Change for Hayes isn’t easy. He’s admittedly longed for control in his day-to-day life – whether that includes crafting a new album, dreaming up new melodies, or simply making sure he finds time to snag groceries in between vinyl and mandolin shopping. Hayes is learning to fly by the seat of his pants.

“I’ve had to let go of being a routine person,” he continues. “We have this saying in the band, ‘Do it Live.’ It’s how we live our lives: you do it live, you figure it out. I have to be brave enough as a person to live the way I make my music.”

It’s easy to look at Hayes and marvel at his oft-recounted successes: receiving his first guitar from actor Robert Duvall at age six; performing for the President the following year; signing with Atlantic Nashville Records at age 18; touring as a support act for Taylor Swift and Carrie Underwood not long after. It’s all there for the world to see. Hayes wanted more.

“Dude, I had it good!” he says of opening for the two female country superstars. “I could not sit here and think that happens every day by any means. Trust me, I thank my lucky stars! But it said a lot about my heart when, even with all that, I was still pounding on the table fighting to get more than 40 minutes and a backdrop. I wanted to put on a show.”

Hayes’ hardscrabble mentality translated into this past year’s monumental “We’re Not Invisible” headlining tour, a dream realized for a musician whose concept for the massive live outing was utterly visceral.

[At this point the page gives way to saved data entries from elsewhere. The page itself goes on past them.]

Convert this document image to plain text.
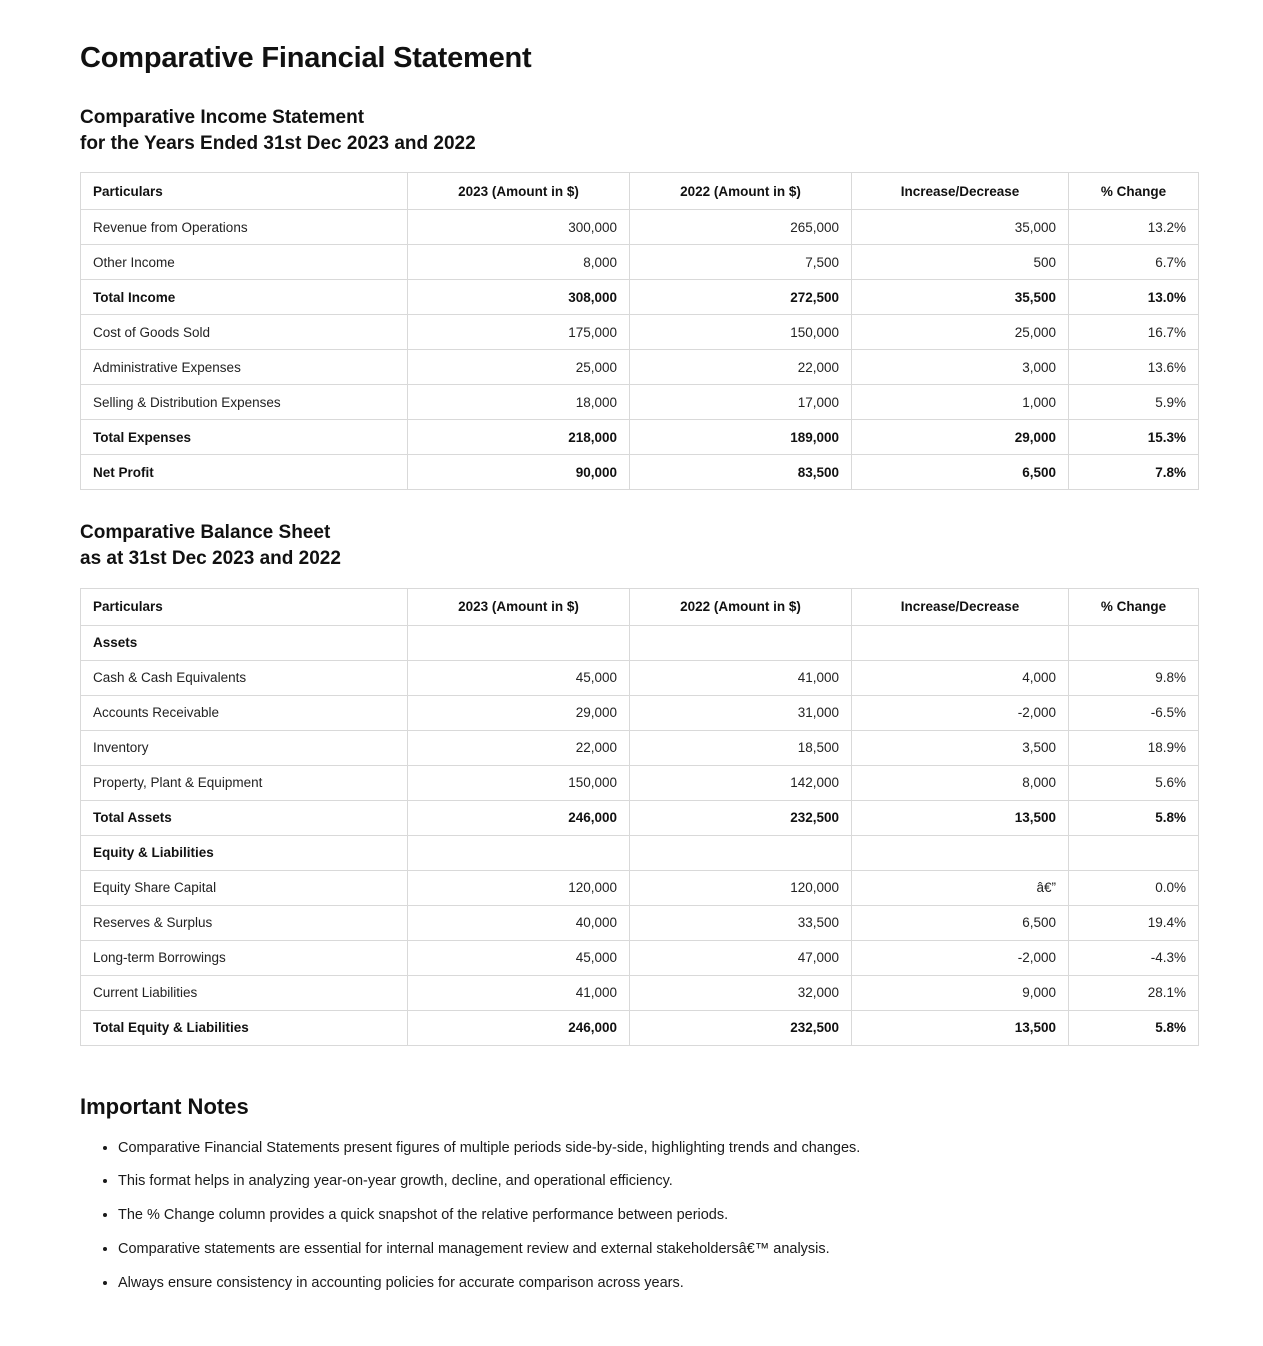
Comparative Financial Statement
Comparative Income Statement
for the Years Ended 31st Dec 2023 and 2022
Particulars	2023 (Amount in $)	2022 (Amount in $)	Increase/Decrease	% Change
Revenue from Operations	300,000	265,000	35,000	13.2%
Other Income	8,000	7,500	500	6.7%
Total Income	308,000	272,500	35,500	13.0%
Cost of Goods Sold	175,000	150,000	25,000	16.7%
Administrative Expenses	25,000	22,000	3,000	13.6%
Selling & Distribution Expenses	18,000	17,000	1,000	5.9%
Total Expenses	218,000	189,000	29,000	15.3%
Net Profit	90,000	83,500	6,500	7.8%
Comparative Balance Sheet
as at 31st Dec 2023 and 2022
Particulars	2023 (Amount in $)	2022 (Amount in $)	Increase/Decrease	% Change
Assets				
Cash & Cash Equivalents	45,000	41,000	4,000	9.8%
Accounts Receivable	29,000	31,000	-2,000	-6.5%
Inventory	22,000	18,500	3,500	18.9%
Property, Plant & Equipment	150,000	142,000	8,000	5.6%
Total Assets	246,000	232,500	13,500	5.8%
Equity & Liabilities				
Equity Share Capital	120,000	120,000	â€”	0.0%
Reserves & Surplus	40,000	33,500	6,500	19.4%
Long-term Borrowings	45,000	47,000	-2,000	-4.3%
Current Liabilities	41,000	32,000	9,000	28.1%
Total Equity & Liabilities	246,000	232,500	13,500	5.8%
Important Notes
• Comparative Financial Statements present figures of multiple periods side-by-side, highlighting trends and changes.
• This format helps in analyzing year-on-year growth, decline, and operational efficiency.
• The % Change column provides a quick snapshot of the relative performance between periods.
• Comparative statements are essential for internal management review and external stakeholdersâ€™ analysis.
• Always ensure consistency in accounting policies for accurate comparison across years.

“I wanted production. I didn’t want just lights and a video screen,” he explains, his voice speeding up with excitement as he recalls his vision for a live show. “I wanted more than that. I wanted my fans to experience more of a show. I wanted new arrangements; I wanted surprises. I wanted stuff that just catches everybody by surprise. I wanted a part of the show to be unplanned. I wanted energy. I wanted to be able to run around a stage, jumping up and down. I wanted to be a mix between Chris Martin, Garth Brooks and Michael Bublé.”

If Hayes’ live show is a wild, no-holds-barred vision put into action, Storyline is its logical predecessor. Expertly crafted yet cut with a free-flowing spirit where all ideas are worth exploring, the 14-track affair showcases Hayes’ diversity and unerring commitment to not staying the course. When posited against his debut album, Hayes views Storyline as the “person your parents saw coming home from college after a year.”

“My only agenda was just to make sure I wasn’t bound by repeating history, that I wasn’t locked into doing what I’ve already done,” he says. “I wanted a record that was diverse and different and had a little bit of everything.”
And so on an album as equally influenced by Fleetwood Mac as Nickel Creek, there’s the harmony-drenched, whiplash “Tattoo” and the foot-stomping “Wild Card” sharing space with more tender offerings like “Invisible” and “Still Fallin.” It’s his duty, Hayes says, to continue to make music he’s proud of.

“My job is to find my sound based on the things that inspire me,” he says. “It’s not about intentionally having this or that or the other. My job is to find my own sound and bring my love for country music and country songwriting and storytelling and musically introduce it in a way that sounds like me.

“I just want people to know me,” Hayes says, taking a deep breath as he looks into the crystal ball he calls his unpredictable life. “Having someone care about what you’re saying is a groundbreaking feeling. That is a beautiful, life-changing experience every time. You don’t get used to that.”